Laschet räumte im Bundesvorstand einen „persönlichen Anteil“ an der Wahlniederlage ein. Zugleich forderte er Geschlossenheit ein, damit die Union mit FDP und Grünen eine „Zukunftskoalition“ sondieren könne. Im Ringen um den Fraktionsvorsitz der Union gab es dem Vernehmen nach aber einen Dämpfer für den CDU-Chef. Demnach lehnte es Fraktionschef Ralph Brinkhaus ab, den Vorsitz zunächst nur kommissarisch zu übernehmen. Er wolle sich am Dienstag für ein Jahr wählen lassen, hieß es. In der parallel stattfindenden Vorstandssitzung der bayerischen Schwesterpartei CSU wurde nach Teilnehmerangaben scharfe Kritik an Laschet geübt. So wurde beklagt, dass Söder der bessere Kanzlerkandidat gewesen wäre.

Auch CSU-Chef Markus Söder ruderte am Montag in Sachen Regierungsauftrag zurück. Die Union sei auf Platz zwei und nicht eins gelandet, es gebe daraus keinen Anspruch auf die Regierungsführung - allerdings ein Angebot für Gespräche, sagte er nach Teilnehmerangaben bei der CSU-Vorstandssitzung in München. Ein solches Angebot mache man - aber es werde kein „Anbiedern um jeden Preis“ bei Grünen und FDP geben, stellte er klar.
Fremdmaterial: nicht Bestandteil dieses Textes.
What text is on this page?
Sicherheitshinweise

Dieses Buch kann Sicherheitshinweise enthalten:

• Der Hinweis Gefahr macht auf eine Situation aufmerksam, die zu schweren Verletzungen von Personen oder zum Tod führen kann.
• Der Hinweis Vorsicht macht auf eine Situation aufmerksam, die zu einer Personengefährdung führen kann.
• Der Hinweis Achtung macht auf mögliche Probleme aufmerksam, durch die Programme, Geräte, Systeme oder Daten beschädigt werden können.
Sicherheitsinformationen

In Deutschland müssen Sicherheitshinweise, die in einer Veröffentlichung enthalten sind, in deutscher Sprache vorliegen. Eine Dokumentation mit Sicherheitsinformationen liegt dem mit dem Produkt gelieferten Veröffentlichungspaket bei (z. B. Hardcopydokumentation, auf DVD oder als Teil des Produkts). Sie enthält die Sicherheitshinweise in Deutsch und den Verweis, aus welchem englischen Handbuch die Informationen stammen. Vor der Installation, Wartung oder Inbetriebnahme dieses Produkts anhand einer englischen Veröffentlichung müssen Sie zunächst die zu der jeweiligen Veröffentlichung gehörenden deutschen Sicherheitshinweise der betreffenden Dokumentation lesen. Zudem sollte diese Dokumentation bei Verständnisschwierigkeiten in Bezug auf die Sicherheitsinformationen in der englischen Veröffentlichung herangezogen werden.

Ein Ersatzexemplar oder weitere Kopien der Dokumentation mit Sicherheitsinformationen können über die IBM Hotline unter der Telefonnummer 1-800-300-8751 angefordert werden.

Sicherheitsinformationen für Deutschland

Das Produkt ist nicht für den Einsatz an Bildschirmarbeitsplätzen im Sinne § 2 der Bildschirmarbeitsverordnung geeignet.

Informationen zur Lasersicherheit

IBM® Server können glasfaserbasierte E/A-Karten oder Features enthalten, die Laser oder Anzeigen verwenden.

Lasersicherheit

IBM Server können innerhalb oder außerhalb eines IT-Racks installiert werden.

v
Gewichtige CDU-Politiker distanzierten sich vom Regierungskurs der Spitze. So sagte der sächsische Ministerpräsident Michael Kretschmer dem MDR, es gebe keinen klaren Regierungsauftrag für die Union „Ich sehe einen klaren Wählerwillen, der deutlich gemacht hat, die Union ist dieses Mal nicht die erste Wahl“, forderte er ein „Innehalten“ der Partei. „Wenn wir weitermachen wie bisher, dann mache ich mir große Sorgen, was in vier Jahren übrig bleibt.“

„Die Menschen wollen Olaf Scholz als Kanzler, nicht Armin Laschet“, sagte der Bundesgeschäftsführer der Grünen, Michael Kellner. Co-Parteichef Habeck sagte, dass die SPD deutlich vor der Union liege und auch die „progressivere Partei“ sei. SPD-Kandidat Olaf Scholz habe einen „deutlichen Vertrauensvorschuss der Menschen“ bekommen, sagte er im Deutschlandfunk. Allerdings funktioniere eine Ampel ganz anders als Rot-Grün, kündigte Habeck an, auf die FDP zugehen zu wollen.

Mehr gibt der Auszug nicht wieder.